Le Bilan de l'intelligence (une conférence de Paul Valéry)

                                 Le Bilan de l’intelligence

                                         (Réflexions de Paul Valéry)

Le bilan de l'intell 

            Ce petit texte d’une soixantaine de pages édité en petit format par les éditions Allia est le fruit d’une conférence prononcée par Paul Valéry le 16 janvier 1935 à l’université des Annales. Un constat de l’intelligence humaine devant les faits du monde dont l’homme est à la fois le témoin et l’agent qui résonne encore, plus de soixante ans après, comme une triste réalité. Ce constat, c’est le désordre sans borne que « nous trouvons autour de nous comme en nous-mêmes, dans nos journées, dans notre allure, dans les journaux, dans nos plaisirs, et jusque dans nos savoirs. »

 

            Ce désordre, selon le conférencier, tient avant tout à une conception moderne du temps. « Nous ne savons plus féconder l’ennui », l’idée même de durée nous est insupportable ; il nous faut constamment chercher à remplir le vide. Aussi, nous multiplions les productions, les « nouveautés dans tous les domaines ».  Aujourd’hui, on n’attend pas de sentir un besoin pour chercher une solution ; on invente pour ensuite susciter le besoin. Ces brusques développements des choses sont venus interrompre une tradition intellectuelle. Ainsi, la continuité que nous connaissions dans les esprits et faisait que, d’une part, l’homme cherche dans le présent la suite et le développement des choses passées, et d’autre part qu’il cherche à déduire de ce qu’il sait du présent quelques éléments pour appréhender le futur sont une tradition oubliée ou perdue. « Nous ne regardons plus le passé comme un fils regarde un père, duquel il peut apprendre quelque chose, mais comme un homme fait regarde un enfant », conclut-il dépité.

 

            Paradoxalement, le désordre dont il est question et qui est la conséquence d’un développement intellectuel intense ne permet pas à notre intelligence de s’adapter à son évolution.
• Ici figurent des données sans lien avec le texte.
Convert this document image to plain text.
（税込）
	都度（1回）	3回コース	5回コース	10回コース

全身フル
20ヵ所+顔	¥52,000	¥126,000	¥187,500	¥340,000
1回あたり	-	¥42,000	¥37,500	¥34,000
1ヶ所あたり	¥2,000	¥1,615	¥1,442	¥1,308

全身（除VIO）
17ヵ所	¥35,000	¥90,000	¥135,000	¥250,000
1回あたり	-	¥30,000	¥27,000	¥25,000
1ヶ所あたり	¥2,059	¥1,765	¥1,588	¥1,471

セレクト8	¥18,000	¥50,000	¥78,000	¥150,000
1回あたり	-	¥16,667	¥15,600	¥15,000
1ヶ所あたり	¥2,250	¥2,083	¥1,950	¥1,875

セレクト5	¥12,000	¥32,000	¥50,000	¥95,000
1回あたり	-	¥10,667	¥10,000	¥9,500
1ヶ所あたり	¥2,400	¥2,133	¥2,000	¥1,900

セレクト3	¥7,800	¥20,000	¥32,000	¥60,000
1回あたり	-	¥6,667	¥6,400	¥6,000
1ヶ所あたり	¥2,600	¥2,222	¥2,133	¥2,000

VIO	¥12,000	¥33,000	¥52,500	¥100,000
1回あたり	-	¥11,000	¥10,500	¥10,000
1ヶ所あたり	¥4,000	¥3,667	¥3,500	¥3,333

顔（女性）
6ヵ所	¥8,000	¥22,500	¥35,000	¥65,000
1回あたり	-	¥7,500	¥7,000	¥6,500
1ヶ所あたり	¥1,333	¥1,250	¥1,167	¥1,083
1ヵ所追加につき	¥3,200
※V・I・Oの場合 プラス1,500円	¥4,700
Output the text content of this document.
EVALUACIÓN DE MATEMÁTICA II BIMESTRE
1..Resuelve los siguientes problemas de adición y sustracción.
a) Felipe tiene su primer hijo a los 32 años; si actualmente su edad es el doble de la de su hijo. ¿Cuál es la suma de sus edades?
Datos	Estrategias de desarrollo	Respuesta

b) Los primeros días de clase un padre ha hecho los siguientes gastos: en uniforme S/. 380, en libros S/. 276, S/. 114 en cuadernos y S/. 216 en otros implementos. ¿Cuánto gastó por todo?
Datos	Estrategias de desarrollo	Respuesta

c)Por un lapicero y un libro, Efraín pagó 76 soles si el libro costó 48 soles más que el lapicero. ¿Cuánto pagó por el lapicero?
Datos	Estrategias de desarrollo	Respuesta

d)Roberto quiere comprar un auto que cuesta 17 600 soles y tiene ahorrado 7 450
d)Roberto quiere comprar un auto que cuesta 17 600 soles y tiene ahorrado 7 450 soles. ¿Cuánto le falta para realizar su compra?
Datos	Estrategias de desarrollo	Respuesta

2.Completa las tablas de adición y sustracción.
Toutes les productions humaines ont été faites « sans ordre, sans plan préconçu », et surtout sans égard pour la nature humaine et sa capacité d’adaptation à l’évolution des choses produites. En d’autres termes, l’esprit humain semble ne pas surmonter ce qu’il a fait. « Tout ce que nous savons, dit Valéry, tout ce que nous pouvons, a fini par s’opposer à ce que nous sommes ». Nous voilà bien ! diriez-vous.                   

 

            Si nous nous inquiétons aujourd’hui de la vitesse des productions de notre monde, c’est certainement parce qu’au fond de l’être humain le besoin de quelque stabilité est une nécessité vitale. Nous avons besoin, comme dirait Montaigne, de nous sentir dans une assiette certaine. Ce qui permet à Paul Valéry de conclure que « ce monde prodigieusement transformé » par l’intelligence humaine n’est peut-être rien d’autre qu’une période de transition. Qu’est-ce à dire ? Ici, je reprends l’exemple donné par Valéry lui-même pour mieux vous faire comprendre pourquoi nous vivons sans doute une époque de transition. Imaginez une femme en âge de procréer. Cette femme est à « une époque de stabilité ». Puis vient un jour où elle tombe enceinte. Elle entre dès lors dans une époque de transformation ou « une époque de transition » qui aura son terme. A la naissance de l’enfant, elle entrera dans une nouvelle époque de stabilité. La situation actuelle du monde s’apparente fort – dit Valéry – à une époque de transition comme celle décrite. « Qui sait si toute notre culture n’est pas une hypertrophie, un écart, un développement insoutenable qu’une ou deux centaines de siècles auront suffi à produire et à épuiser ? ». En d’autres termes, une espèce de poussée de fièvre qui se calmera et disparaîtra sûrement.   

 

            Mais alors, me direz-vous, pourquoi s’inquiéter ? Malheureusement, disons-le, il y a de quoi à être inquiet. En attendant la traversée de cette période de transition dont nous ignorons la durée, l’esprit humain – puisqu’il s’agit de lui – court un risque majeur : le retour vers l’animalité. C’est vrai, la souplesse de l’intellect est admirable, dit Valéry ; mais il n’est pas certain qu’il résiste indéfiniment au traitement inhumain, aux excès que nous lui infligeons et qui émoussent notre sensibilité. Aussi, conclut-il sur ce chapitre, « Tout l’avenir de l’intelligence dépend de l’éducation, ou plutôt des enseignements de tout genre que reçoivent les esprits. »

 

A ce stade de son exposé, Paul Valéry entreprend une sévère critique de notre système d’enseignement qui, selon lui, participe au désordre de notre temps qu’il vient de peindre. Le diplôme que notre système éducatif a érigé en valeur absolu lui apparaît comme le pire ennemi de la culture puisque le minimum exigible devient l’objet des études et non point la formation de l’esprit. On peut convenir avec lui que le diplôme qui passe parmi nous pour savoir n’est en fait que le brevet d’une science momentanée. Valéry le juge même « mauvais parce qu’il crée des espoirs, des illusions de droits acquis ».

 

            Ce livre est un concentré d’intelligentes réflexions sur l’état du monde et de l’esprit humain. Il nous rappelle que devant nos productions désordonnées et notre passion de l’immédiateté, notre sensibilité s’émousse. L’effacement des intellectuels devant les politiques et les débats futiles nous le montre assez. Remettre ce texte sous nos yeux, c’est nous appeler à un examen de conscience devant les productions de notre esprit qui, après nous avoir émerveillés, commencent à nous inquiéter.    

 

Raphaël ADJOBI

 

Auteur : Paul Valéry

Titre : Le Bilan de l’intelligence (61 pages)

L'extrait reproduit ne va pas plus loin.